You could also take a similar approach to Taylor Stitch and create an abandoned cart email series around different product categories by tailoring (get it?) the content to the items in that category.
This is a great way to highlight some of the unique features of your products and point out why your brand is different from similar brands. If your customers are shopping around different websites to find the best option for a specific item, this technique can help you stand out from the competition and earn the trust of your customers.
5 | Location
The location of your business, and your customers, can make all the difference when it comes to what you can offer shoppers and what you can’t.
For example, maybe you can offer free shipping to domestic customers but not to international customers. Segmenting your abandoned cart emails by location allows you to highlight available offers to the right customers without making false promises to your customers who don’t qualify for the same perks.

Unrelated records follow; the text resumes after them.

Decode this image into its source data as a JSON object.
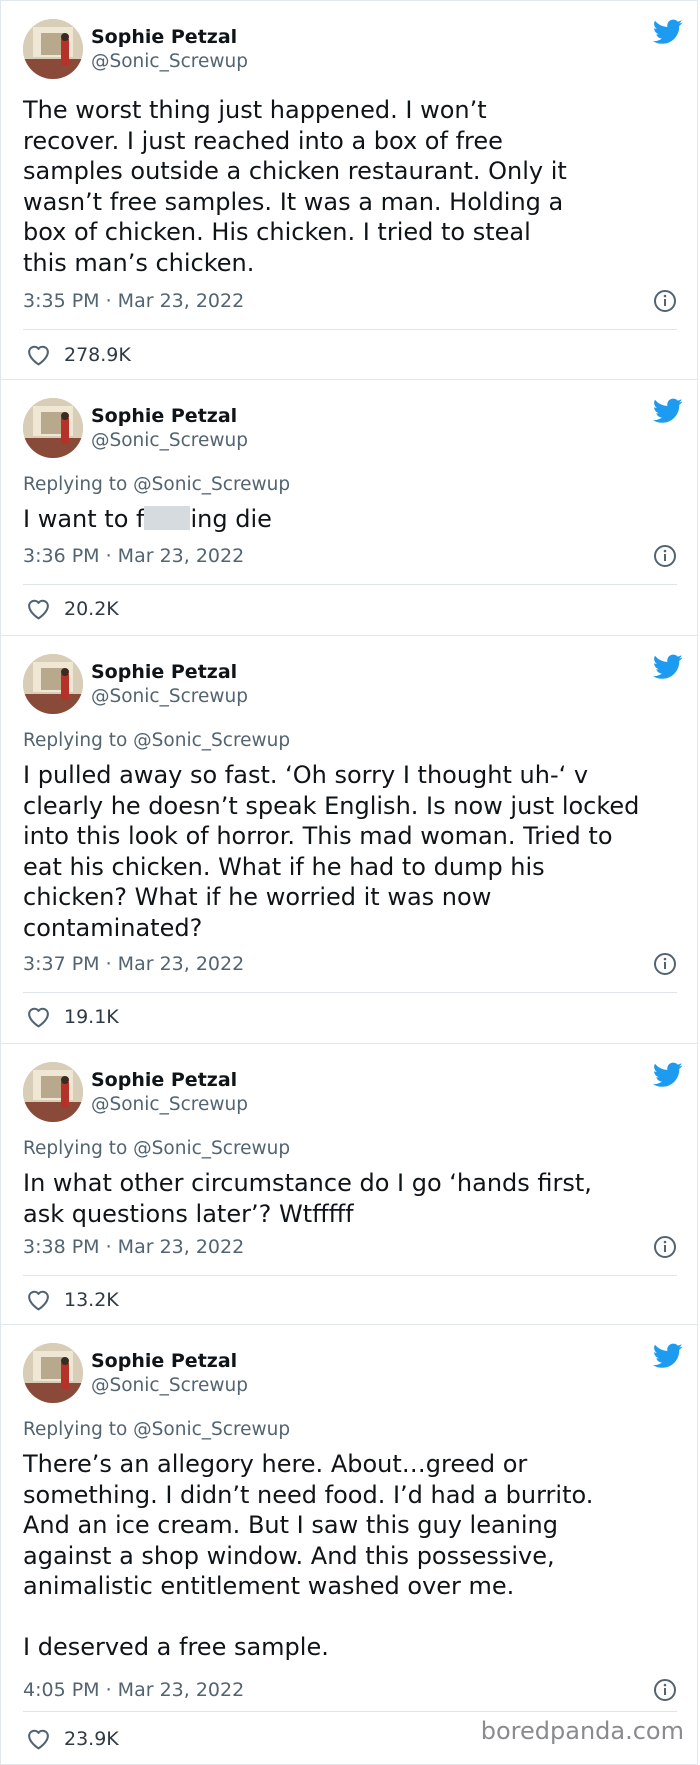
{
  "colors": {
    "bird": "#1d9bf0",
    "text": "#0f1419",
    "secondary": "#536471",
    "divider": "#dfe5e9"
  },
  "author": {
    "display_name": "Sophie Petzal",
    "handle": "@Sonic_Screwup"
  },
  "tweets": [
    {
      "replying_to": "",
      "text": "The worst thing just happened. I won’t\nrecover. I just reached into a box of free\nsamples outside a chicken restaurant. Only it\nwasn’t free samples. It was a man. Holding a\nbox of chicken. His chicken. I tried to steal\nthis man’s chicken.",
      "timestamp": "3:35 PM · Mar 23, 2022",
      "likes": "278.9K"
    },
    {
      "replying_to": "Replying to @Sonic_Screwup",
      "text_before": "I want to f",
      "text_after": "ing die",
      "timestamp": "3:36 PM · Mar 23, 2022",
      "likes": "20.2K"
    },
    {
      "replying_to": "Replying to @Sonic_Screwup",
      "text": "I pulled away so fast. ‘Oh sorry I thought uh-‘ v\nclearly he doesn’t speak English. Is now just locked\ninto this look of horror. This mad woman. Tried to\neat his chicken. What if he had to dump his\nchicken? What if he worried it was now\ncontaminated?",
      "timestamp": "3:37 PM · Mar 23, 2022",
      "likes": "19.1K"
    },
    {
      "replying_to": "Replying to @Sonic_Screwup",
      "text": "In what other circumstance do I go ‘hands first,\nask questions later’? Wtfffff",
      "timestamp": "3:38 PM · Mar 23, 2022",
      "likes": "13.2K"
    },
    {
      "replying_to": "Replying to @Sonic_Screwup",
      "text": "There’s an allegory here. About…greed or\nsomething. I didn’t need food. I’d had a burrito.\nAnd an ice cream. But I saw this guy leaning\nagainst a shop window. And this possessive,\nanimalistic entitlement washed over me.\n\nI deserved a free sample.",
      "timestamp": "4:05 PM · Mar 23, 2022",
      "likes": "23.9K"
    }
  ],
  "watermark": "boredpanda.com"
}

You can use location-based segmentation for timely events or updates, as well. In fact, in light of Brexit and how it’s impacting brands in the United Kingdom (UK), many UK-based marketers are segmenting their emails, including abandoned cart automations, by location. This way, they can clarify any business-critical changes such as new shipping policies or delays with the affected customers without notifying the customers who the changes don’t affect.
Additionally, you can use location to make the content of your email more personalized to recipients who are in different parts of the world.
For example, if your brand is based in Australia, but you ship internationally, your customers will be experiencing different seasons based on where they live.
When your fellow Australian locals are getting ready for fall, your American customers are preparing for spring. Consider segmenting your customers by location so you can cross-promote your new fall/winter collection in your abandoned cart email for Australian shoppers, while promoting your spring/summer end-of-the-season sale collection to American shoppers.
Level up your abandoned cart automations with email segmentation
Creating an abandoned cart email is the first step. But if you truly want to take your automations to the next level, the secret is in your segmentation strategy.
Segmentation allows you to communicate with your customers in a highly targeted way. Pair that with your abandoned cart automations, which already receive higher than average open rates compared to other marketing emails, and you have the perfect recipe for recovering lost sales and improving your conversion rate.